Brief Biography and/or Qualifications David Austin is a Technology Fellow at Jacobs where he is the Global Technology lead for Natural Treatment Systems. He is an environmental P.E. (MN), Certified Senior Ecologist (Ecological Society of America), Certified Lake Manager (North American Lake Management Society), and a past President of the American Ecological Engineering Society. His projects concentrate on reservoir management, treatment wetlands, wastewater reuse, estuarine remediation, and mine water reclamation. Degrees: Mathematics (BA, University of Minnesota-Twin Cities), Water Resources Management (MS, University of Wisconsin-Madison), and Civil & Environmental Engineering (MS, University of California-Davis).
8:45am - 9:30am ID: 103 / Session 08A: 2 Main Technical Program Topics: Treatment Innovation and the Future, Wastewater Treatment Process Keywords: sidestream, nitrogen, anammox, deammonification, MABR
Sidestream Deammonification MABR Development and Performance in Bench-Scale Reactor Treating Anaerobic Digester Dewatering Centrate
A partial nitritation-anammox (deammonification) biofilm was grown in a bench-scale membrane-aerated biofilm reactor (MABR) treating dewatering centrate from a full-scale conventional mesophilic anaerobic digestion process. Anammox activity developed within 165 days of startup in absence of intentional seeding events or strategies such as seeding from an external enrichment or an integrated second-stage process treating partial nitritation effluent.
Average surficial NH3-N and TIN removal rates were 2.6 and 2.3 g N/m2-d for the 77-day operating period ending September 28, 2020 after anammox growth occurred and stabilized. In-situ anammox activity tests confirmed anammox activity and showed an average anaerobic TIN removal rate of 5.3 g N/m2-d under non-limiting substrate conditions, indicating that aerobic rather than anaerobic ammonia oxidation activity was rate-limiting under operational conditions.
These results suggest that MABR may be a viable deammonification alternative with reduced energy, seeding, and startup requirements compared to established commercial approaches.
Ongoing operations are further evaluating fundamental research questions, optimization strategies, and full-scale engineering implications.

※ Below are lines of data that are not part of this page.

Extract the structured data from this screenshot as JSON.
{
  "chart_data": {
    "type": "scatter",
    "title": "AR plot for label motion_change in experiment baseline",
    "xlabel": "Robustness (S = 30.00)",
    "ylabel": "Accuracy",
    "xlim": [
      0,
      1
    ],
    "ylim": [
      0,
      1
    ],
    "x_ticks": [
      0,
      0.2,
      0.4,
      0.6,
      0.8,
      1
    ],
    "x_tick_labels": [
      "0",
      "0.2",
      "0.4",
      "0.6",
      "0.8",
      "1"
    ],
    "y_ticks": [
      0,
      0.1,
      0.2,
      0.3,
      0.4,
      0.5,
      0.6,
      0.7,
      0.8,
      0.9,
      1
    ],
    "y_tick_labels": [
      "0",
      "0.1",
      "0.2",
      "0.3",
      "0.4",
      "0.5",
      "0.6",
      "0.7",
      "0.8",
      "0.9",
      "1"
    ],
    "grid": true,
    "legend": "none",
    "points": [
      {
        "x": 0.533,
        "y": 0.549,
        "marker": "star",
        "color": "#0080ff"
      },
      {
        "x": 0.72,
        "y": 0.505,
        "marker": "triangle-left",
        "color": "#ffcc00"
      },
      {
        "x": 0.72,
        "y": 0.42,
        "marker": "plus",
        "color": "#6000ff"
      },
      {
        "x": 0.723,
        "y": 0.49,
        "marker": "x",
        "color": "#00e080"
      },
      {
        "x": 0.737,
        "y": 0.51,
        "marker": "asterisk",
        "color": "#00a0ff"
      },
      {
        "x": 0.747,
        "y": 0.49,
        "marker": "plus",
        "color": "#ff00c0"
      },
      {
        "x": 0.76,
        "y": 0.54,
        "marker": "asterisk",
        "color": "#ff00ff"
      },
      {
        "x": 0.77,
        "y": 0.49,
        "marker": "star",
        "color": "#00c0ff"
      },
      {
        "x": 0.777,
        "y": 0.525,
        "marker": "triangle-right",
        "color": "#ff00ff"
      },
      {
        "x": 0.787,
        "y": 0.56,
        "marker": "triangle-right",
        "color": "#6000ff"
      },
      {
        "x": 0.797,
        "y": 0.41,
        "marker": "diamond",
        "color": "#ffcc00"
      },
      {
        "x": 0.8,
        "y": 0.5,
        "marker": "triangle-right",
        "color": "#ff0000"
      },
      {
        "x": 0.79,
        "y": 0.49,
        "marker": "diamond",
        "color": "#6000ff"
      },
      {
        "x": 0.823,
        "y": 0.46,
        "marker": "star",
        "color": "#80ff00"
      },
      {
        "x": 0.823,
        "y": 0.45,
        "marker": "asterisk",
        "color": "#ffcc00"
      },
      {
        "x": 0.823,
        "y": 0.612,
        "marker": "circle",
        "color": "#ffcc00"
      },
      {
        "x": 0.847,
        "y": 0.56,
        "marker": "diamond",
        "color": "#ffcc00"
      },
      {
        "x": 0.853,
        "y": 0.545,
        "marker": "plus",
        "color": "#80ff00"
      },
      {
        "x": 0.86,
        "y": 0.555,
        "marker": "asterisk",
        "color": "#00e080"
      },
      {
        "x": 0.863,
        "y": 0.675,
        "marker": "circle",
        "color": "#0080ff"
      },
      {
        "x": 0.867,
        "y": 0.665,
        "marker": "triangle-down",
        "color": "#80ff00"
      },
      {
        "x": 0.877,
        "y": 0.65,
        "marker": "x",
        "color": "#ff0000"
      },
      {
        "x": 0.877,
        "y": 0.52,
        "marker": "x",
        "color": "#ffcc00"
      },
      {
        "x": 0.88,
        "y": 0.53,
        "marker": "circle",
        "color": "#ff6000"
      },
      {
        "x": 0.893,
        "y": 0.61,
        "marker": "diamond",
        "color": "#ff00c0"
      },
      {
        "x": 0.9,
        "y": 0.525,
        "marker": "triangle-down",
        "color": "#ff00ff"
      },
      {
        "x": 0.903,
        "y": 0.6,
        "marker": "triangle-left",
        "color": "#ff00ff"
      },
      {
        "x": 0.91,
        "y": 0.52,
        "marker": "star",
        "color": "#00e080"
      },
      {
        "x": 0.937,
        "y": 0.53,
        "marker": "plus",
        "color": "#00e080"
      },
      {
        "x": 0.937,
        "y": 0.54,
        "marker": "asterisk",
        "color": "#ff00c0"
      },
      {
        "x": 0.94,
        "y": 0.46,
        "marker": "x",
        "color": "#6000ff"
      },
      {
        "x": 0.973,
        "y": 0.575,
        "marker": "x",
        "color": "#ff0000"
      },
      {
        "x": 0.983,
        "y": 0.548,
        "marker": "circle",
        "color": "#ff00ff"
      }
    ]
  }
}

Brief Biography and/or Qualifications Bryce Figdore is a senior wastewater process engineer with HDR based in Bellevue, WA. He is enthusiastic about applying his expertise in biological nutrient removal to deliver innovative and robust wastewater treatment and water resource management solutions. Bryce has Bachelor’s, Master’s and Doctorate degrees, respectively, from Penn State, Villanova, and the University of Washington. He enjoys exploring the great Pacific Northwest while fly fishing or hiking with his family.